Torvald’s role is influenced by society’s expectations of how a man should behave, from how he manages his personal and public relationships. Being a bank manager holds a lot of responsibilities, treating Nora as one too. Torvald is very authoritative and puts his appearance and reputation ahead of his wife that he supposedly loves where in reality, cares very little about her feelings. Throughout the story, Torvald appears to take on the characteristics of the typical man in that time period. He is honoured that he is now the head of the bank, and finds pleasure in acting like the caring husband, telling Nora, “Nora – time and again I’ve wished you were in some terrible danger, just so I could stake my life and soul and everything, for your sake”. Upon closer analysis, it becomes obvious that Torvald’s masculine identity is not genuine but is instead a mask he has created in order to meet the expectations that have been set by society. After Torvald reads the letter that Krogstad had sent regarding the loan from the bank, he disregards everything he had previously said to Nora, threatening to remove all her contact with the children. He then says “From now on happiness doesn’t matter; all that matters is saving the bits and pieces, the appearance”. Here he ultimately reveals his true self, uncovering his mask declaring that he will try to keep maintain his reputation no matter what, hiding behind his status. Another scenario is when Torvald confesses to Nora that he is firing Krogstad based on the reason no respect is shown to him saying, “We’re on a first-name basis. And that tactless fool makes no effort at all to hide it in front of others. Quite the contrary – he thinks that entitles him to take a familiar air around me, and so every other second he comes booming out with his ‘Yes, Torvald!’ and ‘Sure thing, Torvald!’ I tell you, it’s been excruciating for me…”. Torvald felt belittled and fired Krogstad, who absentmindedly threatened Torvald’s sense of manhood. Torvald needs to be accepted by society through his authority as a man, as society defines being a successful businessman as masculinity where he must maintain control at the bank to assure his authority.

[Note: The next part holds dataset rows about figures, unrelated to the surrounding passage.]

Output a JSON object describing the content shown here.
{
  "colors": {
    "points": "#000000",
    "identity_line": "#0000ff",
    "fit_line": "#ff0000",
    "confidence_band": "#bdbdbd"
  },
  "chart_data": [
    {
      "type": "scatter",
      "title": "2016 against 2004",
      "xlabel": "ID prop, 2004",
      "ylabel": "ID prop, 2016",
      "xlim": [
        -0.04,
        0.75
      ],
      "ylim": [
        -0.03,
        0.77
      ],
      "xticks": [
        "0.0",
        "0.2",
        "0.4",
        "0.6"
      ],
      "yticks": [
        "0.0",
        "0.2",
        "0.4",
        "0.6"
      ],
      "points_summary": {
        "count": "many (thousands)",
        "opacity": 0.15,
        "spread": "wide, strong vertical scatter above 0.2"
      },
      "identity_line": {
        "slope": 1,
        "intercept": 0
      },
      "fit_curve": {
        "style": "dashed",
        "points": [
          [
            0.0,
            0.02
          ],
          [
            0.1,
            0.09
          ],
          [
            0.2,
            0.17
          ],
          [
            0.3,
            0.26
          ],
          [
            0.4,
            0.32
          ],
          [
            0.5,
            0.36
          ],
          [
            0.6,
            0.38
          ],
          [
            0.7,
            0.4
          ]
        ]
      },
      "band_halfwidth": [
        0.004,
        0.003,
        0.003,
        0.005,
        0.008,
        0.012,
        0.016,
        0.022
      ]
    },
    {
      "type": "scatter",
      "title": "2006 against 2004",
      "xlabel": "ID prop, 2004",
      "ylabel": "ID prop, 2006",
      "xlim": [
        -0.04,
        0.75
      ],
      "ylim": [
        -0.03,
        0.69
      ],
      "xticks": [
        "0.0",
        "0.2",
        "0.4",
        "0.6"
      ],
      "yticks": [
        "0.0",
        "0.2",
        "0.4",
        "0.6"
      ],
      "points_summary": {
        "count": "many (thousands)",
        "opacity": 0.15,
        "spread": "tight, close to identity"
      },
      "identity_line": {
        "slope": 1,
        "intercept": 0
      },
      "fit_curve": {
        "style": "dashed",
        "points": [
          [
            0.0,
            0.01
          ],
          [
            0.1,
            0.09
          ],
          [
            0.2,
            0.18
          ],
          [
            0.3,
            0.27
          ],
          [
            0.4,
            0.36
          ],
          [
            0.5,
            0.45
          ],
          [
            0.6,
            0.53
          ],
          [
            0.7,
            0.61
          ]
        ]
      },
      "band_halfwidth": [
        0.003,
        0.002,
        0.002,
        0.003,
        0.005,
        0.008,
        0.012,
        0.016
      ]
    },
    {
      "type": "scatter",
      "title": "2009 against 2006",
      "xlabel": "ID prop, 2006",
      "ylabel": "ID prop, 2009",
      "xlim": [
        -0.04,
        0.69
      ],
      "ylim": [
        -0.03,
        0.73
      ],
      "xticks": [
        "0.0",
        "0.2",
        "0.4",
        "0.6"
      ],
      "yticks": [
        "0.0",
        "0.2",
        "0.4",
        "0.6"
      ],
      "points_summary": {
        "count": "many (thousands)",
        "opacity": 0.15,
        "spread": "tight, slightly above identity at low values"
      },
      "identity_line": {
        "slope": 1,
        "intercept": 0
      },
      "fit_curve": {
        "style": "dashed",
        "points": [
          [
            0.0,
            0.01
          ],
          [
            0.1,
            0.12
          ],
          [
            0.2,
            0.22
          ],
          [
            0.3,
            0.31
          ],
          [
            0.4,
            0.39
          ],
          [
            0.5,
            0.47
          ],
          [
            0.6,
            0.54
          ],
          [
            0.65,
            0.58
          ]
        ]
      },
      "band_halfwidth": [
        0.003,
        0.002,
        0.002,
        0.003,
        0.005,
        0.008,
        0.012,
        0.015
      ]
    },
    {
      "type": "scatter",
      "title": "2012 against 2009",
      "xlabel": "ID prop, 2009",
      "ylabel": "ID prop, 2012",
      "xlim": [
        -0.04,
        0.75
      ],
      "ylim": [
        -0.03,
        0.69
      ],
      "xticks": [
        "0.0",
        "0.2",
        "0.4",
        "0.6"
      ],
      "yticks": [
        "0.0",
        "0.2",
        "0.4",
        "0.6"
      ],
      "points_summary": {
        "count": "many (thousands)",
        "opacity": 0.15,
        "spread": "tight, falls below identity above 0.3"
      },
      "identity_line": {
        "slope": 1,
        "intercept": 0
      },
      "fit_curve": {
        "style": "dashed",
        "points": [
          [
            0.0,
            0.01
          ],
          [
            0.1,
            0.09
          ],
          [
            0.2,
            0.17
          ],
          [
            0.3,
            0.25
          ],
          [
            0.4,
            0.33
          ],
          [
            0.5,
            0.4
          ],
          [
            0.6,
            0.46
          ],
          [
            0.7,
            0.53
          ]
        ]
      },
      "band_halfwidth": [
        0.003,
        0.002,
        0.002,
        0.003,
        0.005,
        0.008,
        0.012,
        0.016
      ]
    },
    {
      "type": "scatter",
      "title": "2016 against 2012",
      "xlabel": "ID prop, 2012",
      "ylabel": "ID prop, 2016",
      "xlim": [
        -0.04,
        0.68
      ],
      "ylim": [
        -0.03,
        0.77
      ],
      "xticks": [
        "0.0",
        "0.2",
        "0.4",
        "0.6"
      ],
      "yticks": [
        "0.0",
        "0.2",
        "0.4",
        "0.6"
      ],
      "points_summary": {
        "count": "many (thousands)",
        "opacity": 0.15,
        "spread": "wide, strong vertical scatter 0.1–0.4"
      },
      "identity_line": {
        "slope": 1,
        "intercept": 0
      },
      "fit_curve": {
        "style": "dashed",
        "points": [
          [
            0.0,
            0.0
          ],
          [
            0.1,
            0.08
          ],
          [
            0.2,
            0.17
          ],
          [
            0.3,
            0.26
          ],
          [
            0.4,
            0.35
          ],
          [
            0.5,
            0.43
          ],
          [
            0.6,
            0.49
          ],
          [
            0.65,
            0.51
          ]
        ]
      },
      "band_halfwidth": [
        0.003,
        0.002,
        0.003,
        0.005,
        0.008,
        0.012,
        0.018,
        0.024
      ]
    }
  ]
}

In conclusion, Ibsen alludes to the idea that A Doll’s House not only acts as the title of the play but also offers an analysis of the recurring theme of gender roles and oppression that each character is confronted with. This can be observed through each character who are all forced to alter their personas by wearing masks to conform to society’s values and beliefs. Ibsen exposes the audience to how women in the Victorian era, especially Nora faced gender oppression and how Torvald and Krogstad must mask their true selves due to class oppression that they encounter.